Review: Will Grayson, Will Grayson by John Green and David Levithan

While this title has been sitting on my shelf for quite a while now, it has been on my TBR list considerably longer. Both Levithan and Green are favorites of mine, so it might seem strange that I put off reading this book for so long, but the truth is that I couldn’t bear to sacrifice the anticipation. I knew that this book would be impossibly good and so I forced myself to save it for a day when I knew I would be able to most fully appreciate it. That day finally came yesterday, and as glad as I am to finally know why so many reviewers have fallen in love with this story, I’m equally glad to have saved it for the right time.

Will Grayson, Will Grayson by John Green and David Levithan

One could be forgiven for assuming that this book would be about at least one person named Will Grayson, and it’s not precisely a wrong description. There are, in fact, two Will Graysons whose viewpoints alternate throughout the novel, seemingly coming from polar opposite ends of the spectrum of adolescent confusion and frustration though their problems inevitably intertwine. Green’s Will Grayson is demonstrative of his usual protagonist (and I suspect of himself as well), an intelligent, unique young man hovering just under the high school radar while unknowingly emanating a sense of charmingly eccentric likeability. Levithan’s Will Grayson, exudes none of the well-humored ease of Green’s character, instead burrowing inside a self-imposed isolation of depression. While the introduction to his character could be off-putting to some, I understood Levithan’s angle and judged his Will as no more than a teenager venting his ill-fitting maturity through angst rather than awkwardness.

Yet while both Will Graysons provide the lens through which readers are ultimately treated to a story about the shifting shape of love in all its forms, this story really isn’t about a Will Grayson at all. This is a story about Tiny, the larger-than-life glue that binds both Will Graysons together. Tiny is a polarizing character, one whose effervescent outlook and outlandish antics could cause readers to sympathize as easily as they could critique as a stereotype. While I appreciated his character, I don’t yearn to hear a story told in a sequel as many reviewers have requested.
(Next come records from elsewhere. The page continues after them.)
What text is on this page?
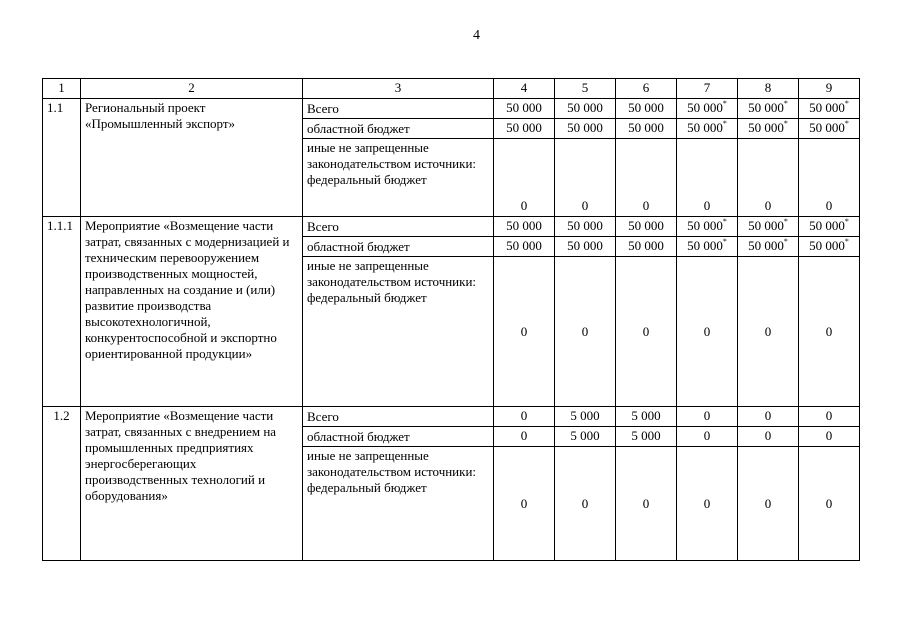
4
1	2	3	4	5	6	7	8	9
1.1	Региональный проект «Промышленный экспорт»	Всего	50 000	50 000	50 000	50 000*	50 000*	50 000*
		областной бюджет	50 000	50 000	50 000	50 000*	50 000*	50 000*
		иные не запрещенные законодательством источники: федеральный бюджет	0	0	0	0	0	0
1.1.1	Мероприятие «Возмещение части затрат, связанных с модернизацией и техническим перевооружением производственных мощностей, направленных на создание и (или) развитие производства высокотехнологичной, конкурентоспособной и экспортно ориентированной продукции»	Всего	50 000	50 000	50 000	50 000*	50 000*	50 000*
		областной бюджет	50 000	50 000	50 000	50 000*	50 000*	50 000*
		иные не запрещенные законодательством источники: федеральный бюджет	0	0	0	0	0	0
1.2	Мероприятие «Возмещение части затрат, связанных с внедрением на промышленных предприятиях энергосберегающих производственных технологий и оборудования»	Всего	0	5 000	5 000	0	0	0
		областной бюджет	0	5 000	5 000	0	0	0
		иные не запрещенные законодательством источники: федеральный бюджет	0	0	0	0	0	0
Quite honestly, I don’t think we would be afforded any greater insight into his character if viewed from the inside out than we get when seeing him from both Wills’ perspectives, because ultimately Tiny’s message isn’t about what you hold inside. It’s about what you allow others to see, and how you interpret that self-reflection. Tiny might be the force that brings both Wills together, but they are the strength that Tiny draws upon, no matter how much confidence Tiny purports to exude.

Ultimately, it’s this back and forth, this reciprocity of strength and weakness and confidence and honesty, that is at the heart of the story, regardless of whose voice you identify with the most. I hope Green and Levithan collaborate again in the future, for while I don’t feel that either perspective standing alone is evident of either author’s best work, together they complement each other beautifully.